Heyecanla ayağa kalktım ve ne yapacağımı şaşırarak telefonumu elime aldım. Ve gerçekten salak olmalıyım ki telefonu masaya düşürdüm.
Heyecandan ağlanabiliyorsa evet şuan kesinlikle ağlayabilirim!
Lisa çığlık atarak telefonumu eline aldı ve şifreyi girdi.
"Hazır mısın?"
Sırıtarak parlak gözleriyle bana baktı.
"Evet hadi çabuk aç!"
Ayakta durmuş onun okumasını bekliyordum. Gözlerimi kapattım ve ellerimle yüzümü sarmaladım.
Lisa ayaklarını yere vurarak okumaya başladı.
"Roseanne Park Chaeyoung'a, öncelikle katılımınızdan dolayı teşekkür ederiz. Ekibimiz ile birlikte sesinizi inceledik ve değerlendirdik. Stajyer alım sınavlarına katılma hakkı kazandığınızı bildirmekten onu duyarız. YG Şirketi olarak iyi günler dileriz."
Lisa okumasını bitirdikten sonra ayağa fırladı ve boynuma sarılarak çığlık attı. Ne tepki vereceğimi bilmeden bende çığlık atmaya ve sarılışına karşılık vermeye başladım. Sonra birden aklıma annemin bunu asla kabul etmeyeceği geldi ve suratım anında düştü.

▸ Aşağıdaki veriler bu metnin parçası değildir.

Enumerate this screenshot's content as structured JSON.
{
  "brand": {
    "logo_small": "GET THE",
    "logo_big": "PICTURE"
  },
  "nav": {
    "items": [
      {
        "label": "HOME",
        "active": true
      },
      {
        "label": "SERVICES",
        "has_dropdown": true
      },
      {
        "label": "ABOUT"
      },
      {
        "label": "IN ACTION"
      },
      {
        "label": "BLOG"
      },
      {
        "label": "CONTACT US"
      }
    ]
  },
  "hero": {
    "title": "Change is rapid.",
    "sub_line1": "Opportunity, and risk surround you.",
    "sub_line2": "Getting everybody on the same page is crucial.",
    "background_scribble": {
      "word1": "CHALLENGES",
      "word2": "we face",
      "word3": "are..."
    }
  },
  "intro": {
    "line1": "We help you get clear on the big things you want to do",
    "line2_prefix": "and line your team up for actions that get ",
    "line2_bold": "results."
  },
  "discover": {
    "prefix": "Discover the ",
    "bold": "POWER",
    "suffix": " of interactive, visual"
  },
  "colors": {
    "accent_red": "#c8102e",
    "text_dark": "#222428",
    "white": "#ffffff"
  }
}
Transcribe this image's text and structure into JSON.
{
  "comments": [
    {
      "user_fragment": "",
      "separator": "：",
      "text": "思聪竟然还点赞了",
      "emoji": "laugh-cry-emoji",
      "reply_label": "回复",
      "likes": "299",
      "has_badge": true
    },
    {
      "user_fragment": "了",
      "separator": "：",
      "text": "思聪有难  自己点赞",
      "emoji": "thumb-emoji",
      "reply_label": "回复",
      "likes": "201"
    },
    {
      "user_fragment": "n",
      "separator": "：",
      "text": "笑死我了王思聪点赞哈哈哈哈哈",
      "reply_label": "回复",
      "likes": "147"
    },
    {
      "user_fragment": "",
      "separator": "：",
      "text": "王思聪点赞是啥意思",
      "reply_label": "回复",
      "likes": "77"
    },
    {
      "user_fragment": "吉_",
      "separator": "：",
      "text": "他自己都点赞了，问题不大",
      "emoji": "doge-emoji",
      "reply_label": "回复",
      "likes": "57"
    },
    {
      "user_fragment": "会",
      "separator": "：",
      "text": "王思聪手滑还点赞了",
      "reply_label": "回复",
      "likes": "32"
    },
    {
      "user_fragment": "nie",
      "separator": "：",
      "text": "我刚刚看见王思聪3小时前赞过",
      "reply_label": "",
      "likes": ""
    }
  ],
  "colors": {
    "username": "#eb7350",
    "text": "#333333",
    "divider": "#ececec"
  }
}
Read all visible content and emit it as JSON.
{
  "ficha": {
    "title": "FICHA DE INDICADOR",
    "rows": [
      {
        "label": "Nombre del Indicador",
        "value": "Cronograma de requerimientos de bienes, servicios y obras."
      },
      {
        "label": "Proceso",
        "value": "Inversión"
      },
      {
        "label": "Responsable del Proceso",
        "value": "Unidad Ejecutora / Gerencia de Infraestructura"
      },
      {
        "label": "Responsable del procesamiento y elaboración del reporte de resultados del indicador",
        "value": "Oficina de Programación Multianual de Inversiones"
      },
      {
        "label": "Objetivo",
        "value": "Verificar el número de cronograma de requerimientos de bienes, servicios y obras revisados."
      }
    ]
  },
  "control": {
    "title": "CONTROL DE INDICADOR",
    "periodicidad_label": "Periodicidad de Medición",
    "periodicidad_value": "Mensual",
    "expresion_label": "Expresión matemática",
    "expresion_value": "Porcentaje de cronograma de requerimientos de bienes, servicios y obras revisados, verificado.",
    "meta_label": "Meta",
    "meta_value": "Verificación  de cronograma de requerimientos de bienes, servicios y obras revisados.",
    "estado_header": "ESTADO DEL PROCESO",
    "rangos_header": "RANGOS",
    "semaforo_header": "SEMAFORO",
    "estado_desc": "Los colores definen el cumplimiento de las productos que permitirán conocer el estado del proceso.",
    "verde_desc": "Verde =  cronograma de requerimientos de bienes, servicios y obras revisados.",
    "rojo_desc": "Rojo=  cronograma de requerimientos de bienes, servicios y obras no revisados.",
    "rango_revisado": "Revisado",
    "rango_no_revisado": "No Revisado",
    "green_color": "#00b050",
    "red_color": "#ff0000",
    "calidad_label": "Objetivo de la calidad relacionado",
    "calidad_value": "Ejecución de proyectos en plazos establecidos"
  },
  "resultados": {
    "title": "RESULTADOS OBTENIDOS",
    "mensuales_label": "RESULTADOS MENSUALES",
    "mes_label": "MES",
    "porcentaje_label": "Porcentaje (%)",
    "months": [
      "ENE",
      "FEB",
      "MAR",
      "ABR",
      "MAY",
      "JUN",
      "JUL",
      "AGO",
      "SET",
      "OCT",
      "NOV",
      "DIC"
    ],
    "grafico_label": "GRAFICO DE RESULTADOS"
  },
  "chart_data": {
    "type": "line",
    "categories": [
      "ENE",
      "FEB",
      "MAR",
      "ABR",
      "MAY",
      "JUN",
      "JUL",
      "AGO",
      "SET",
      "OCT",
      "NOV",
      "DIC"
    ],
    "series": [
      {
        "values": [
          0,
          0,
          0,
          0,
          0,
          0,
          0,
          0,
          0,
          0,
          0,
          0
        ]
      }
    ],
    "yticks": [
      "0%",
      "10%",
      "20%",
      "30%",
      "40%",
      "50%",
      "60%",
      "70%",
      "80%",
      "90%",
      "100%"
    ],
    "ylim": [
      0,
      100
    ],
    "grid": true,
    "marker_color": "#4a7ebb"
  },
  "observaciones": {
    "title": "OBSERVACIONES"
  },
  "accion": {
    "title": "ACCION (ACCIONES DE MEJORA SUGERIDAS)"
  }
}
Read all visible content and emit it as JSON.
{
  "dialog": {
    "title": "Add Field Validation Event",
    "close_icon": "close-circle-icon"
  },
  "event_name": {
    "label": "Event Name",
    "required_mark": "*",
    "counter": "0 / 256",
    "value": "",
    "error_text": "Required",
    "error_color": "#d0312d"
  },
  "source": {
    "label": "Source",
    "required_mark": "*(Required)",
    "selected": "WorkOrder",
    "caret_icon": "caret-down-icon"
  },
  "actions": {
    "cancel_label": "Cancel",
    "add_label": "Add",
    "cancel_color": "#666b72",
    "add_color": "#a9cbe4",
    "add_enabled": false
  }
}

Düşen suratım ve çöken omuzlarım ile birlikte tekrar yerime oturdum.
Lisa tedirgin bir şekilde beni izliyordu.
"Chaeng sorun ne?"
Lisa'ya aklımdakileri ve annemin düşünce tarzını anlattım. Babam en büyük destekçim olsada annemde en büyük destekçim olmayan kişiydi.
Lisa yinede şansımı denememi söyledi ve beni neşelendirmeye çalıştı.
Onun gibi bir arkadaşa sahip olduğum için gerçekten çok şanslıydım.
Biraz daha oturduktan sonra Lisa pratik saatinin yaklaştığını söyledi. Yavaş yavaş kalkmaya hazırlandık.
"Yeni idol grubunu duydun mu? Bizim stajyerler ana dansçılarının gerçekten yetenekli olduğunu söylüyorlar."
Sırıtarak bir yandan çantasını topluyor bir yandan da arkamda kalan, kafenin küçük televizyonuna bakıp duruyordu.
Gülümeseyerek cevap verdim.
"Sen çıkış yaptığında herkes K-pop tarihinin en yetenekli dansçısını görecek bebek."
Göz kırparak onu şımartmaya çalıştım.
Kahkaha atmaya başladı.
"Bu cevap beni tatmin etti."
Daha sonra gözleri tekrar televizyona daldı.
Ne olduğunu anlamadan şaşkın şaşkın bana bakmaya başladı.
"Adı J-Hope'muş yani sahne adı bu olsa gerek. Ayrıca Seungri oppayla aynı dans okulundan mezun olmuş... Yahh mükemmel dans ediyor olmalı!"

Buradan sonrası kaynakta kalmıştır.